Forget getting to a nunnery. Hie thee to the Boston University Theatre, where the BU School of Theatre and the Huntington Theatre Company are presenting England's Propeller theater company in Richard III and The Comedy of Errors in rep (through June 19). The all-male troupe helmed by Edward Hall, son of Brit theater royalty Sir Peter Hall, is faster than a speeding bullet (several of which figure in the offing of Dick Crookback) and funnier than the Three Stooges (whose ancestors lurk in Ephesus), and it fields diction crisper than bacon. It sets its anything-goes Comedy of Errors south of the border amid suspicious onlookers and a mariachi band in sombreros, and it engulfs Richard III in the grim accouterments of a Victorian hospital where Sweeney Todd and Freddy Krueger would appear to practice medicine. Moreover, the sensibility is as unmistakably male as the company, with nyuk-nyuks, fart jokes, and bloodbaths aplenty. Yet the Shakespearean performance of this 14-year-old troupe with the energy of a 14-year-old is as rigorous as it is freewheeling. Its members speak the Bard's language at a breakneck speed but with a clarity the combination of which is like patting one's head and rubbing one's belly at the same time. Viewing the two shows in a single day felt like dying and going to some rowdy, contemporary Shakespeare heaven where the more staid and plummy practitioners have been relegated to another cloud.

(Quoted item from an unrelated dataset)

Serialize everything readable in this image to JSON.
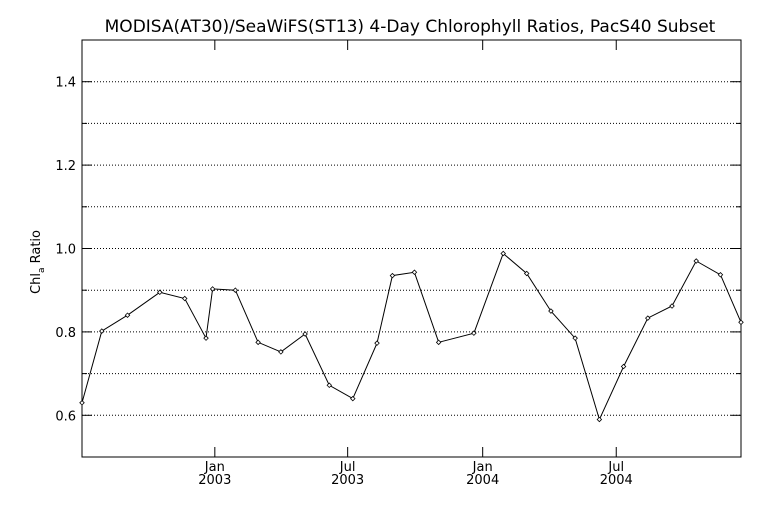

OPENING A VEIN With its almost jaunty Grand Guignol approach, Propeller aims to capture both the horror and the black comedy of Richard III.

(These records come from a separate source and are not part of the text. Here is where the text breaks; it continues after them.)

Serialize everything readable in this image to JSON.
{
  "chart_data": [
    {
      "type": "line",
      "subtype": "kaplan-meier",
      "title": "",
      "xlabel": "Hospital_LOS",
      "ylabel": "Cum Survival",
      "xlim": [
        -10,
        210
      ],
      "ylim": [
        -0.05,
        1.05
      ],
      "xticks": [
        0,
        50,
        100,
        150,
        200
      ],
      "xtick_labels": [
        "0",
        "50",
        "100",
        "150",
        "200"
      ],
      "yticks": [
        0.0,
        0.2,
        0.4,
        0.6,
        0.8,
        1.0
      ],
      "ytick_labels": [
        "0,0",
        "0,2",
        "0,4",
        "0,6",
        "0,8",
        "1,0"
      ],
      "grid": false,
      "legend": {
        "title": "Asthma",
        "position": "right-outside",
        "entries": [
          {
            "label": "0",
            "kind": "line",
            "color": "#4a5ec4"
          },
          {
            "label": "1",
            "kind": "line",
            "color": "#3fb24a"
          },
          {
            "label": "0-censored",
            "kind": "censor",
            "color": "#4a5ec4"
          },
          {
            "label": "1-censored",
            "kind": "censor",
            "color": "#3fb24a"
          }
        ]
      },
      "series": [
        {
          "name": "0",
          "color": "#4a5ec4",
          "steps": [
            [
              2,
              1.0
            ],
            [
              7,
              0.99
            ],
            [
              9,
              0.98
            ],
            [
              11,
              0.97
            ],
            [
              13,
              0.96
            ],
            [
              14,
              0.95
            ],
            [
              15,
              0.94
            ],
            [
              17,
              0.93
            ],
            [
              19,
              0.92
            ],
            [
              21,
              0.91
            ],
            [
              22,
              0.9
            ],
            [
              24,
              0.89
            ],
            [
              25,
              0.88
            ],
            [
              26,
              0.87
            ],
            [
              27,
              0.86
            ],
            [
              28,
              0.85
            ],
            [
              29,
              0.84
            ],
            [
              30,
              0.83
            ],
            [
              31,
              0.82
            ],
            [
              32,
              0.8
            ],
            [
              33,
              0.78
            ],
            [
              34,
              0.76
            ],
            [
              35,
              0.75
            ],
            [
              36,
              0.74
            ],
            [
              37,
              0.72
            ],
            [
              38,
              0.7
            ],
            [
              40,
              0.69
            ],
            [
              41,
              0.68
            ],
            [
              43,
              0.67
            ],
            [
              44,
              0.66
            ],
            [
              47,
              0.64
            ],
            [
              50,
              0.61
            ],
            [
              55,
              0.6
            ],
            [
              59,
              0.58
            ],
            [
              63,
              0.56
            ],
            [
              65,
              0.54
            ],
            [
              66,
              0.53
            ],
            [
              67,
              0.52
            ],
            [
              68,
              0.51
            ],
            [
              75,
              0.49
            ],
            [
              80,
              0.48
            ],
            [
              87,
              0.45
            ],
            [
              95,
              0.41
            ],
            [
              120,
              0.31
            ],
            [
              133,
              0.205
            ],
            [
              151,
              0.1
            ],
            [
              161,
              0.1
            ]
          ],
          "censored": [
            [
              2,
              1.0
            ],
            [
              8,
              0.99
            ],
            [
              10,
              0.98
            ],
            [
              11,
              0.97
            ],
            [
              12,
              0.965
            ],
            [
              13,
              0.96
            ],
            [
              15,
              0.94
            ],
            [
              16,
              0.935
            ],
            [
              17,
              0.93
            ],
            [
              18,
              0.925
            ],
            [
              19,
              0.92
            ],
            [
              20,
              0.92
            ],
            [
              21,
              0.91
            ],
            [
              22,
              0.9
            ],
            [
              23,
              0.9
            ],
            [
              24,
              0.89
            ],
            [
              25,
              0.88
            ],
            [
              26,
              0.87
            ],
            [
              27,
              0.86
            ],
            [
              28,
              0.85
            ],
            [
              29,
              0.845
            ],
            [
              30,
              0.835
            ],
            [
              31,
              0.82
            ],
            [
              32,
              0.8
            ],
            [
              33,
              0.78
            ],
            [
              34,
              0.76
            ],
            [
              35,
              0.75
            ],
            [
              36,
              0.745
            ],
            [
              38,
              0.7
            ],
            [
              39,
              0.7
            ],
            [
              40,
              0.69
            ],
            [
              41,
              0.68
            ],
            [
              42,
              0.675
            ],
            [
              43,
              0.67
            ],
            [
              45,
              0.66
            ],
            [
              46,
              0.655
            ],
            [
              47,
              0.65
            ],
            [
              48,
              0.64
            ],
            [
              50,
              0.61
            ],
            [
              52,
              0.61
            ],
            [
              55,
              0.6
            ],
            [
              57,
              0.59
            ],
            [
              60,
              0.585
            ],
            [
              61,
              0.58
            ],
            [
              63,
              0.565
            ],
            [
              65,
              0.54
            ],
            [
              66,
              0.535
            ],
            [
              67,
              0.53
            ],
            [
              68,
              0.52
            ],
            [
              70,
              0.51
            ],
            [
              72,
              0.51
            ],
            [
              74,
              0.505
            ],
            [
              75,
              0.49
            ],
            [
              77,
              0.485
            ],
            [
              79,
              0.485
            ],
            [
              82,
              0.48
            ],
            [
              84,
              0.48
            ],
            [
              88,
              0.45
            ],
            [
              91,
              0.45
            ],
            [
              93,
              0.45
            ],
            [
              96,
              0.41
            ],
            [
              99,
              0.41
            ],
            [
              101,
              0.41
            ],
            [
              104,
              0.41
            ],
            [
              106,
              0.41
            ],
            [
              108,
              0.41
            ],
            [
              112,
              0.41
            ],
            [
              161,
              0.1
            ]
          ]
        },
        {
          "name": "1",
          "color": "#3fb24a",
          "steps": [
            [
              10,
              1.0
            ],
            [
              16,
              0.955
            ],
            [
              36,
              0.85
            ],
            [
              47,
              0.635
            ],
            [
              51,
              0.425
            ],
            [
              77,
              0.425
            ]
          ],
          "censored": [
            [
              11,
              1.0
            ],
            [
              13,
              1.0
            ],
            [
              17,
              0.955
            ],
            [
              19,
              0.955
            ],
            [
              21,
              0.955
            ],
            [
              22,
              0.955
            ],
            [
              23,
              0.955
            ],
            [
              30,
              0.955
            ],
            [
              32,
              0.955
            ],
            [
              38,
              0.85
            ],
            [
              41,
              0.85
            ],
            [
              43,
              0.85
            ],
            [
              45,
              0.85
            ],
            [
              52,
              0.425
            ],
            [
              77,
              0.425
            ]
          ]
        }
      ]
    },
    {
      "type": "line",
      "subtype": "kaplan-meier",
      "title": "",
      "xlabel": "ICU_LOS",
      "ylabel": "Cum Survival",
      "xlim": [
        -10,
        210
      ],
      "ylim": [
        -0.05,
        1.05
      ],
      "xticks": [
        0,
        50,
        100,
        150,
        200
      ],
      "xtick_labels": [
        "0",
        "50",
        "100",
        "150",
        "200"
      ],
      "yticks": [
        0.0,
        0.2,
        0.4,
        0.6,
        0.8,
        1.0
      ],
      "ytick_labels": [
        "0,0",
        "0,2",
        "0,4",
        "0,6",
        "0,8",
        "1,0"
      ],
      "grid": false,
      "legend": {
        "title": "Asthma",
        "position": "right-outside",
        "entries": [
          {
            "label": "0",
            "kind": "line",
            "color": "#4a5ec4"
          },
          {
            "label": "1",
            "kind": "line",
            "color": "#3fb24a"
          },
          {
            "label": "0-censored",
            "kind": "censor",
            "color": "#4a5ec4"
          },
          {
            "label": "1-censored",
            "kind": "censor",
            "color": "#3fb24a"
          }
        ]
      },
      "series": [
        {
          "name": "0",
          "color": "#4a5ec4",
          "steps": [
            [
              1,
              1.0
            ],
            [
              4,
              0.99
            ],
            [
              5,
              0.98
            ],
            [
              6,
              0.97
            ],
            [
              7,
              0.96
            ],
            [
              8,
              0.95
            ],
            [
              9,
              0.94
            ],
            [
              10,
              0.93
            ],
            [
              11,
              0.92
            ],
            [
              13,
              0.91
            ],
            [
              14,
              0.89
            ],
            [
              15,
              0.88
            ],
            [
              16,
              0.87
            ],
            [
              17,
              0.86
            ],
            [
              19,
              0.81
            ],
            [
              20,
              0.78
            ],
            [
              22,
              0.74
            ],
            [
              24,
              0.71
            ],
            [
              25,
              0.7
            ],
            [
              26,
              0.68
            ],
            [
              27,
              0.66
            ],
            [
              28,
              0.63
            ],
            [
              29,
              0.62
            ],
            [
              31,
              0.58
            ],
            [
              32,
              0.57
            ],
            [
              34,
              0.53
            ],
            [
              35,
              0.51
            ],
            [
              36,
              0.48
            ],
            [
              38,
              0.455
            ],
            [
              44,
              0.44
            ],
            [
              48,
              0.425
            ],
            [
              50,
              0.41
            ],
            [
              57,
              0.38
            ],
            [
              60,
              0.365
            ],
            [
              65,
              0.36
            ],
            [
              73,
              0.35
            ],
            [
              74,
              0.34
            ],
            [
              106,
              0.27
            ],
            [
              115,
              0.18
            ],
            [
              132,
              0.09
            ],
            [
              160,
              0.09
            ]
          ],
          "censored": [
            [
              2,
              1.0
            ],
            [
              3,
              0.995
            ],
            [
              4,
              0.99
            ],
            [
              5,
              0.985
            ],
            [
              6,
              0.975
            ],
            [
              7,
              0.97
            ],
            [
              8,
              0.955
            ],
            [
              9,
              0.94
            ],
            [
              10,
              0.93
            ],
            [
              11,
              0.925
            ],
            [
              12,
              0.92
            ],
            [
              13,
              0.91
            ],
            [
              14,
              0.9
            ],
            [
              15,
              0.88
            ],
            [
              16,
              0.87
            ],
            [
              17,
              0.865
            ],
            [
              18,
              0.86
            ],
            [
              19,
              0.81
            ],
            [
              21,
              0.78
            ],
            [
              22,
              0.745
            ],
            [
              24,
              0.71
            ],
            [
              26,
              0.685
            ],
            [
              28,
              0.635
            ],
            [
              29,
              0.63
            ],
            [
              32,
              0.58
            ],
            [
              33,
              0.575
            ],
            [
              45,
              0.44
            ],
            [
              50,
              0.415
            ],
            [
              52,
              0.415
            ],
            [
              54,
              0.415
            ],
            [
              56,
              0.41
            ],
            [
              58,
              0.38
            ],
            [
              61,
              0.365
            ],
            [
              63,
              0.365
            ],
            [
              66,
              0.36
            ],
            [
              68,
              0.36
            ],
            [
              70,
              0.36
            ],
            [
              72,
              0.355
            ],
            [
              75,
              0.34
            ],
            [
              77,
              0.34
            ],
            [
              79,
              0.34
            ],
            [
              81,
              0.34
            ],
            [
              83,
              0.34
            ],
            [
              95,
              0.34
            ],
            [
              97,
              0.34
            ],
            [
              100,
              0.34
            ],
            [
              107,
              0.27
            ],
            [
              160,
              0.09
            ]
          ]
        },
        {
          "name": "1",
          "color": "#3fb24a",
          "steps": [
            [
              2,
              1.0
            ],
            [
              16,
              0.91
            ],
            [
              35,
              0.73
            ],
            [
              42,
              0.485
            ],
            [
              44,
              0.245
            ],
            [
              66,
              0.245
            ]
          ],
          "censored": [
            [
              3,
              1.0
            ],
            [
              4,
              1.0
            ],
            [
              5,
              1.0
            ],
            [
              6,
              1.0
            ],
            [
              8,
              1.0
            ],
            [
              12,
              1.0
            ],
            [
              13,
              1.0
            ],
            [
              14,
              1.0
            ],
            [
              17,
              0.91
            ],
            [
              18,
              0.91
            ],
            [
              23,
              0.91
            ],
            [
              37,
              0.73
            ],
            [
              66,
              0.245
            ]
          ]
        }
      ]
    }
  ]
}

With its almost jaunty Grand Guignol approach, Propeller aims to capture both the horror and the black comedy of Richard III, in which Shakespeare capped his coverage of the Wars of the Roses while at the same time justifying a Tudor takeover by reinventing Richard as a seductive monster. To this end, the play is given its ghoulish utilitarian setting, a movable arrangement of shower curtains and bed screens from which a chorus of masked surgeons surveys the entering audience with unsettling scrutiny. In addition to functioning as a sort of choir, with a repertoire that runs from Latin church music to "Down Amongst the Dead Men," these physicians wield saws, drills, and cleavers that look none too sanitary. Into their somber midst catapults Richard Clothier's debonair, self-delighted, if increasingly deranged Richard in Victorian formal wear, his limp a crablike lope, his withered arm missing a hand but not a retractable dagger.
I admit to having been put off by a few of the grosser highlights of Propeller's Shakespeare Chainsaw Massacre, like the copious puking of ill King Edward IV and the pulling of slippery guts from Buckingham after he's disemboweled with a scythe. But the portrayal of the child princes from whom Richard snatches the crown as porcelain-faced puppets expertly manipulated and voiced by grown-up actors is beautifully accomplished. Seeing these exquisite tykes in their period nightclothes toddled off to bed in the Tower, only to awake to their uncle's infinitely creepy assassin, is poignant indeed.